The way I see it, I have a couple of choices:

  1. Talk to her about it. I wouldn’t phrase it as ‘jealousy’, or even in the terms that I’ve used here. Maybe something like ‘I’ve noticed you don’t seem terribly happy about XYZ. Do you want to talk about it?’ may be good. This is particularly the case where you don’t think they’re even aware of it, bringing it out into the open like this may well work, particularly if they’re a friend that you think you can talk to on this level. On the other hand, it can spectacularly backfire, so be very very careful if you decide to take this path.
  2. Ignore it and wait for them to get past it. It may be that you don’t feel able to talk to the person on the first level, or it just isn’t possible because of institutional relationship rules (e.g. they’re your supervisor). Gritting teeth and just ploughing through is the tactic here.
  3. It may be that deliberately mentioning things that you struggle with would work. Such as, if you’re struggling with a piece of work or with networking or something. You certainly don’t have to do this; arguably, this is a bad move, as in, you’re not giving them the chance to grow and to account for their own emotions. You’re certainly not responsible for theirs, or anyone else’s personal growth (or lack of it). But if on the other hand, you do a little diplomatic fumbling with something, or show yourself as being NOT the super-capable-super-student that they think you are, it might just make your life a bit easier. And I don’t think anyone would blame you for that. I know I wouldn’t. Along the same lines, taking the time to praise them for things that they do, particularly if they’re doing it better than you, is another good tactic to use.

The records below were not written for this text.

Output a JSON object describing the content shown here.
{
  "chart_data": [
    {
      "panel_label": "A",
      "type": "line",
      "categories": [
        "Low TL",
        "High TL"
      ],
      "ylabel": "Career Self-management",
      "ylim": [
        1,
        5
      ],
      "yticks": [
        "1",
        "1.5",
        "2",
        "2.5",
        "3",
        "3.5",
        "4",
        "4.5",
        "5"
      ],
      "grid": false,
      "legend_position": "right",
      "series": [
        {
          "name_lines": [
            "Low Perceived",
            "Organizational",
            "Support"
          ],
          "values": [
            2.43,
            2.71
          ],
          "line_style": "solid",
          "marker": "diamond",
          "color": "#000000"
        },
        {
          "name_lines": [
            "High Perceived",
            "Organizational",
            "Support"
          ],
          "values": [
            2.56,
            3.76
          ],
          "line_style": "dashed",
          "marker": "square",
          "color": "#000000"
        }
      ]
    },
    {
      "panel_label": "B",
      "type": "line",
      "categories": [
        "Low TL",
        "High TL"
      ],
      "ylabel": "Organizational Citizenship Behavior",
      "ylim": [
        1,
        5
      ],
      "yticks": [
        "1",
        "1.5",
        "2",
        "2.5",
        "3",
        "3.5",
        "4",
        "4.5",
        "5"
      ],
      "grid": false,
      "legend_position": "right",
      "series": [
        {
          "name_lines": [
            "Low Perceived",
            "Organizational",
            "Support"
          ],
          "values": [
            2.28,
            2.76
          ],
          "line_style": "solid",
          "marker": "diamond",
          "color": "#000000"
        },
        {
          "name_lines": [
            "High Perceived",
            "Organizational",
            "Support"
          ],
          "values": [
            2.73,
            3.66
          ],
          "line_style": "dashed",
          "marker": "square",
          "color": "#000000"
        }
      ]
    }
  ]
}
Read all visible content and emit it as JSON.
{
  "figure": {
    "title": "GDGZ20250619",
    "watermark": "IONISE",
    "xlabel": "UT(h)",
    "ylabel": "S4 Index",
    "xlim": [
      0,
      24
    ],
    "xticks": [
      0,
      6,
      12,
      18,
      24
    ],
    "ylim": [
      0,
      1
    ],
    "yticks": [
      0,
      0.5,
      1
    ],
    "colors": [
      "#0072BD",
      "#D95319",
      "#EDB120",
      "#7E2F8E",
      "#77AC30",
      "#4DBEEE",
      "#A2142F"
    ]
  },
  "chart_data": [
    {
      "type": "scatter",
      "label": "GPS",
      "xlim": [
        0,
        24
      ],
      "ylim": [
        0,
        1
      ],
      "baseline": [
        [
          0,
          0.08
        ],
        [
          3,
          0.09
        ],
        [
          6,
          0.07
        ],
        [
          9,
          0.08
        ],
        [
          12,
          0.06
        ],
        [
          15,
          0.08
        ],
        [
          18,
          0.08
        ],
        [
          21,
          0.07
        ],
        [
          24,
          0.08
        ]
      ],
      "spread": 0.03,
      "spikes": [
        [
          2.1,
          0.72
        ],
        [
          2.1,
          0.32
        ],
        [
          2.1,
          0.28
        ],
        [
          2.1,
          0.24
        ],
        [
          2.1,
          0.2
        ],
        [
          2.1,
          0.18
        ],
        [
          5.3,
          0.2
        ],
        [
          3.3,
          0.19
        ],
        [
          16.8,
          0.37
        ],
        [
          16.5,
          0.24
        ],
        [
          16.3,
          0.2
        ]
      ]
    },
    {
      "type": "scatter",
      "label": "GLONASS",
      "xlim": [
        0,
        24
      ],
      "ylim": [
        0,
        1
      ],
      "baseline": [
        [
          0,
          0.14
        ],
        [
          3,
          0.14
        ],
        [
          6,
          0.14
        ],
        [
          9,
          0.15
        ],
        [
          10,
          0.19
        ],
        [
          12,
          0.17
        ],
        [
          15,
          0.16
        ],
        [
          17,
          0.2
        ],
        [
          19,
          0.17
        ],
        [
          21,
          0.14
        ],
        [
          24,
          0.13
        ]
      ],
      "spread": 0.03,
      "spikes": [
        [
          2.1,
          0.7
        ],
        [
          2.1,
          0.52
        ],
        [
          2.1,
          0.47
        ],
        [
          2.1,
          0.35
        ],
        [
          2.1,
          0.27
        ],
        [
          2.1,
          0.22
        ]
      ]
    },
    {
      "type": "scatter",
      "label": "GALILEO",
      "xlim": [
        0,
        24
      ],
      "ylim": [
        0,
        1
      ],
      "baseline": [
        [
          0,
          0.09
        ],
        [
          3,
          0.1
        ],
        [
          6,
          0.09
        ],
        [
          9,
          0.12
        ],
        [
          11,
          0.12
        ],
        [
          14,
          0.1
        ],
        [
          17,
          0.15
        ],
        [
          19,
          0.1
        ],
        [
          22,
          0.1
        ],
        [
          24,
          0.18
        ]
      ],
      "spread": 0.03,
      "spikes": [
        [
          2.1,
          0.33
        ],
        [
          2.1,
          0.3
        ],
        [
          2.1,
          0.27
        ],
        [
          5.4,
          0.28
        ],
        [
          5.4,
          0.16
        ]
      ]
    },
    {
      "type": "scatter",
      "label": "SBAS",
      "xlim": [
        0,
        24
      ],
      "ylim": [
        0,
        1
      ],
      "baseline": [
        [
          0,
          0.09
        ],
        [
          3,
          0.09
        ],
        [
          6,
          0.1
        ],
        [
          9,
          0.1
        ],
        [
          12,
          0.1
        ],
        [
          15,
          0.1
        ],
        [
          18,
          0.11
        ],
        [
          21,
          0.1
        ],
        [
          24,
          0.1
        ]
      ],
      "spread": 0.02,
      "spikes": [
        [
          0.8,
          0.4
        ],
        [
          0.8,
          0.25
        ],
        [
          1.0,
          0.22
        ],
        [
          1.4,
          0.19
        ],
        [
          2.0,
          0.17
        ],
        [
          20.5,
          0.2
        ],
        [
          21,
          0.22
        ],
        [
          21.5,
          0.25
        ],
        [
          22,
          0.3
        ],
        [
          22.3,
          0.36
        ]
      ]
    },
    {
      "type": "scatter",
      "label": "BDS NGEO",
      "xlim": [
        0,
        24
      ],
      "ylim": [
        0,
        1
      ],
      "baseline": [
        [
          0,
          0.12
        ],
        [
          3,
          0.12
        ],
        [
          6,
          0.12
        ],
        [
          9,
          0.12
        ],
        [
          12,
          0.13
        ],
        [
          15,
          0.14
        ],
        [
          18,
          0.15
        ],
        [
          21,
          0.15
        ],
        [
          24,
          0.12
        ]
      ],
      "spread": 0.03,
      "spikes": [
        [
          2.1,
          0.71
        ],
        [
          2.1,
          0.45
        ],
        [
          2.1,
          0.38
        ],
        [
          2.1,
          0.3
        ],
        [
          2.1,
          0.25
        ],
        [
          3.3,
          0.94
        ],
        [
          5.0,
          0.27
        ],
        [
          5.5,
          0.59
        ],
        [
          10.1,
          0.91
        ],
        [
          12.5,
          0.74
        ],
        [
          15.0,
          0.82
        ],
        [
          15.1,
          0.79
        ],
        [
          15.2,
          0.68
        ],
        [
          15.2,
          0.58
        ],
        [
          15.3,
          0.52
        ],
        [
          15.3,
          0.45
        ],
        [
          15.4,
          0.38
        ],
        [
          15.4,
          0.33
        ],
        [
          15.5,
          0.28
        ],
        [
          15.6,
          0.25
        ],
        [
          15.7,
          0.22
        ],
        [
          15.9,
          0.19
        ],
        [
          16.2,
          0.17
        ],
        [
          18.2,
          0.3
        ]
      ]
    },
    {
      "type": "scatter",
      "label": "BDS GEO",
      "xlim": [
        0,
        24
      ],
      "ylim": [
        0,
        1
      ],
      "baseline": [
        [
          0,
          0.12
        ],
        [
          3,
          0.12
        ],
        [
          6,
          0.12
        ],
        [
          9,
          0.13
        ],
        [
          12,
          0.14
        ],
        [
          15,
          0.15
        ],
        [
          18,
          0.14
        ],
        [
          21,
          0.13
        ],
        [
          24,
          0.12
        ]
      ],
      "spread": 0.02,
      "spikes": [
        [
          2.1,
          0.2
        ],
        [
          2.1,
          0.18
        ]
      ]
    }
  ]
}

In my own situation, I think I may well be adopting a combination of 1 and 2. give 2 a chance for a while, and if it continues, move to talking to her about it. But either way, I doubt that this is the last time it will arise. And I do wonder, if sometimes this happens far more than I’d previously realised. I blogged last year about feeling very excluded at a postgraduate meeting, how many people there didn’t speak to me at all. Whats interesting is that those people, over the last year, as I’ve persisted in attending these meetings and other postgraduate events, have split into two groups. One group are those that have made an effort to engage with me on one level or another (e.g. find out what my research is, who I am), even if its only on a very minimal level and they’re keeping it strictly professional. I certainly am not deluded enough to think that everyone should be my friend! The other group are those who have just ignored me. Other than polite hello, goodbye, and so on, they’ve made no effort to talk with me, even when I’ve tried to strike up a conversation. There’s not many in that group (I would say, perhaps 3 or 4 now) but still, it was enough to make me wonder why, when they didn’t really know me at all. This kind of jealousy may well provide an answer to at least one or two people’s behaviour there.

I do think that ultimately, this kind of jealousy is a kind of backhanded compliment. Jealousy – of all kinds – is something that everyone has to learn to deal with, both in other people and in themselves, and in education as well as in the workplace, particularly if you’re suceeding, and doing so better than your hearing colleagues. There are quite a few articles out there about professional jealousy in both education and the wider workplace (which this is a form of). If you find that this article doesn’t quite offer the solution to your situation, then maybe try to adapt what others have suggested. And remember, if the jealousy gets out of hand, get others involved (authorities, not your friends), and document everything you can.

Further information: Jealousy in PhD Cohort / Addressing Envy in Grad School / Overcoming Jealousy in the Workplace / Seven Tips for dealing with a jealous co-worker

¹ And by the way, I do think this problem isn’t unique to deafness; people with other disabilities, or even other factors that can hold them back, can experience the same thing.